To enjoy this festival’s multisensory pleasures, you don’t have to go directly to Sequim.
Instead, you can head for one or two of the outskirts’ farms and have a tranquil time talking with lavender growers, sipping iced tea, listening to music and then drifting on with a fragrant bouquet.
“The farm tours are the unique thing about the festival,” Nagel said, adding that each of the seven lavender fields on the tour circuit offers live music, activities and demonstrations.
If you’re coming from the west, think about Lost Mountain Lavender on Taylor Cutoff; if you’re east of Sequim, it’s easy to visit Sunshine Herb & Lavender Farm on U.S. Highway 101 in Blyn.
North of town are the Olympic Lavender Farm on Marine Drive and Jardin du Soleil on Sequim-Dungeness Way.
For the most peaceful scene, go early, Nagel advises, adding that the farms all open at 10 a.m. and don’t get busy until afternoon.
Then if you want to see Lavender Central, also known as the free Fir Street fair — 150 vendors, “Olympic Coast cuisine” and more live music SEmD consider going when it opens at 9 a.m. or toward the end of the day. The fair runs till 7 p.m. today and Saturday and till 6 p.m. Sunday; the Sequim Open Aire Market is open on West Cedar Street from 9 a.m. to 6 p.m. Saturday and from 9 a.m. to 4 p.m. Sunday.
For the first time this year, a parallel fair, Fun on the Field, is happening just a few blocks to the west, on Sequim High School’s Fir Street athletic field. The family-oriented gathering of about 25 local organizations features hands-on craft activities, games, pony rides, a sandbox with toys and plentiful space to sit and enjoy cotton candy, drinks and other treats. The Boys & Girls Clubs of the Olympic Peninsula and KONP have organized this fundraising event.
Also different in 2009: the absence of Angel Farm from the festival.
The Old Olympic Highway operation owned by Cathy and Leeon Angel is still growing lavender for the products it sells wholesale and at Seattle’s Pike Place Market. But where the festival parking lot used to be is a field of goldenseal, a medicinal herb the Angels added last year.
“Angel Farm is not getting out of the lavender business, and we are not selling the farm,” Cathy Angel writes on the festival Web site. “Please look for us at the Lavender Festival Street Fair.”
Instead of the Angel Farm’s yearly Saturday night dinner and barn dance, the festival has “Unwine’d by the River,” a lower-key supper from 7 p.m. to 9 p.m. in Railroad Bridge Park just west of Sequim.

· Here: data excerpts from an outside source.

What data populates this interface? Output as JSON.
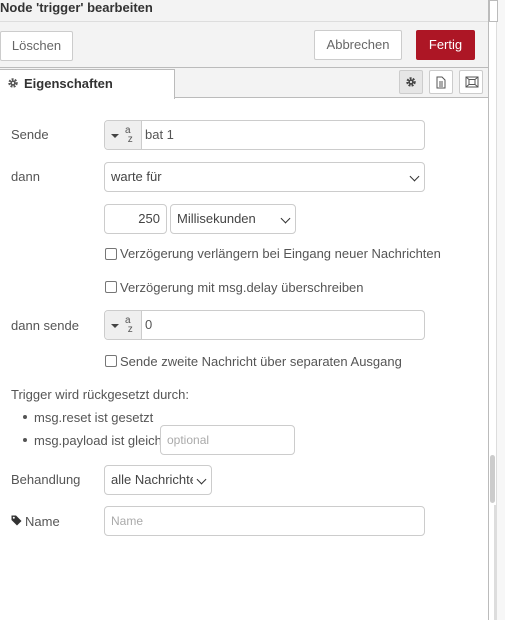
{
  "tray": {
    "title": "Node 'trigger' bearbeiten",
    "delete_label": "Löschen",
    "cancel_label": "Abbrechen",
    "done_label": "Fertig"
  },
  "tabs": {
    "properties_label": "Eigenschaften",
    "icons": [
      "settings-icon",
      "description-icon",
      "appearance-icon"
    ]
  },
  "form": {
    "send_label": "Sende",
    "send_value": "bat 1",
    "then_label": "dann",
    "then_value": "warte für",
    "duration_value": "250",
    "duration_unit": "Millisekunden",
    "extend_label": "Verzögerung verlängern bei Eingang neuer Nachrichten",
    "override_label": "Verzögerung mit msg.delay überschreiben",
    "then_send_label": "dann sende",
    "then_send_value": "0",
    "second_output_label": "Sende zweite Nachricht über separaten Ausgang",
    "reset_heading": "Trigger wird rückgesetzt durch:",
    "reset_item_1": "msg.reset ist gesetzt",
    "reset_item_2": "msg.payload ist gleich",
    "reset_placeholder": "optional",
    "handling_label": "Behandlung",
    "handling_value": "alle Nachrichten",
    "name_label": "Name",
    "name_placeholder": "Name"
  },
  "colors": {
    "primary": "#ad1625",
    "header_bg": "#f3f3f3"
  }
}
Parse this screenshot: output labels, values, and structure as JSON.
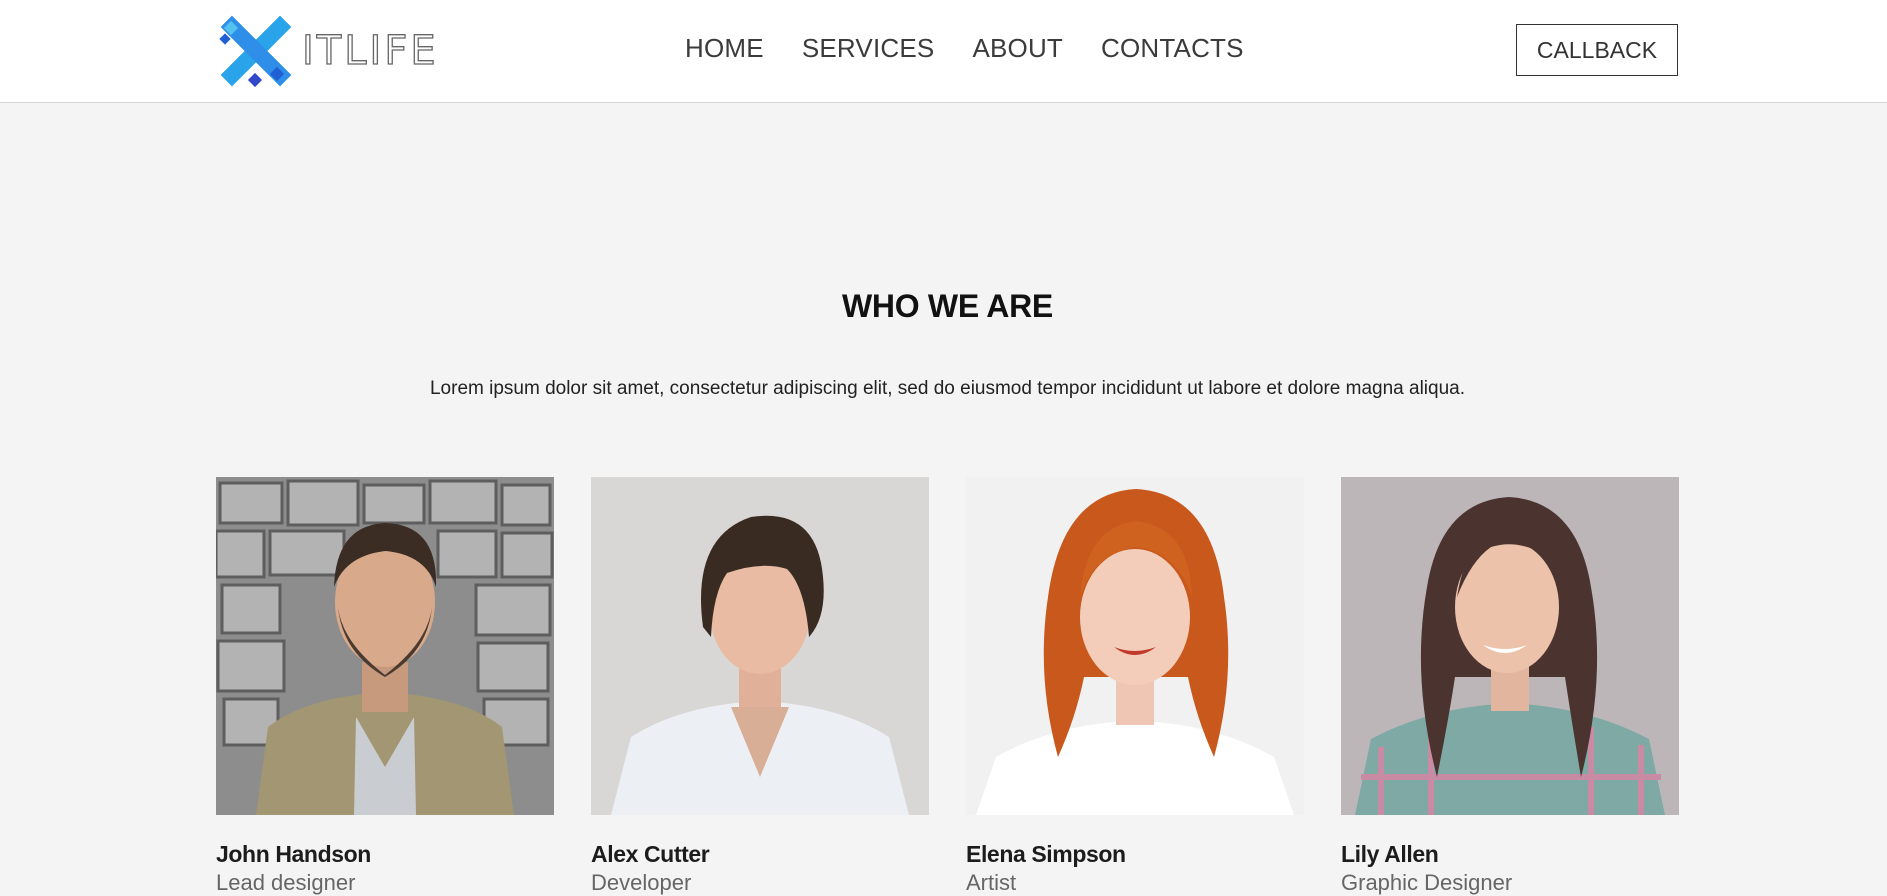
{
  "header": {
    "logo_text": "ITLIFE",
    "nav": [
      "HOME",
      "SERVICES",
      "ABOUT",
      "CONTACTS"
    ],
    "callback_label": "CALLBACK"
  },
  "section": {
    "title": "WHO WE ARE",
    "text": "Lorem ipsum dolor sit amet, consectetur adipiscing elit, sed do eiusmod tempor incididunt ut labore et dolore magna aliqua."
  },
  "team": [
    {
      "name": "John Handson",
      "role": "Lead designer"
    },
    {
      "name": "Alex Cutter",
      "role": "Developer"
    },
    {
      "name": "Elena Simpson",
      "role": "Artist"
    },
    {
      "name": "Lily Allen",
      "role": "Graphic Designer"
    }
  ],
  "colors": {
    "logo_blue": "#29a3ea",
    "logo_dark_blue": "#1f5fd6",
    "background": "#f4f4f4"
  }
}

Guests are invited to choose seafood, meat or vegetable kebobs and wine or soft drinks and stroll in the park or sit in the amphitheater while the Black Diamond Fiddlers play along with the Dungeness River’s song. The dinner is $25 for the first 75 people to arrive at the park’s River Center, 2151 W. Hendrickson Road.
For many other insights into this year’s festivities, you can connect with a flock of enthused “fans” online. Yes, the Lavender Festival has joined the Facebook phenomenon, and some 400 “fans” are part of the herbal-social network, according to festival marketer Brigid Woodland.
Among them is Cris Sansone, who’s coming to the festival for the ninth time.
“I always start at Cedarbrook [Lavender & Herb] Farm because that was the first farm I ever went to . . . I still attempt to visit all the farms and eat something at every farm — lavender tamales, lavender sausage, lavender cookies, lavender ice cream, lavender lemonade, lavender salad dressing,” Sansone writes, and at Purple Haze, “gotta love lavender margaritas.”
This is where another festival feature comes in: the farm-tour buses, which depart from the street fair every 20 minutes from 9:30 a.m. to about 5 p.m. throughout the weekend.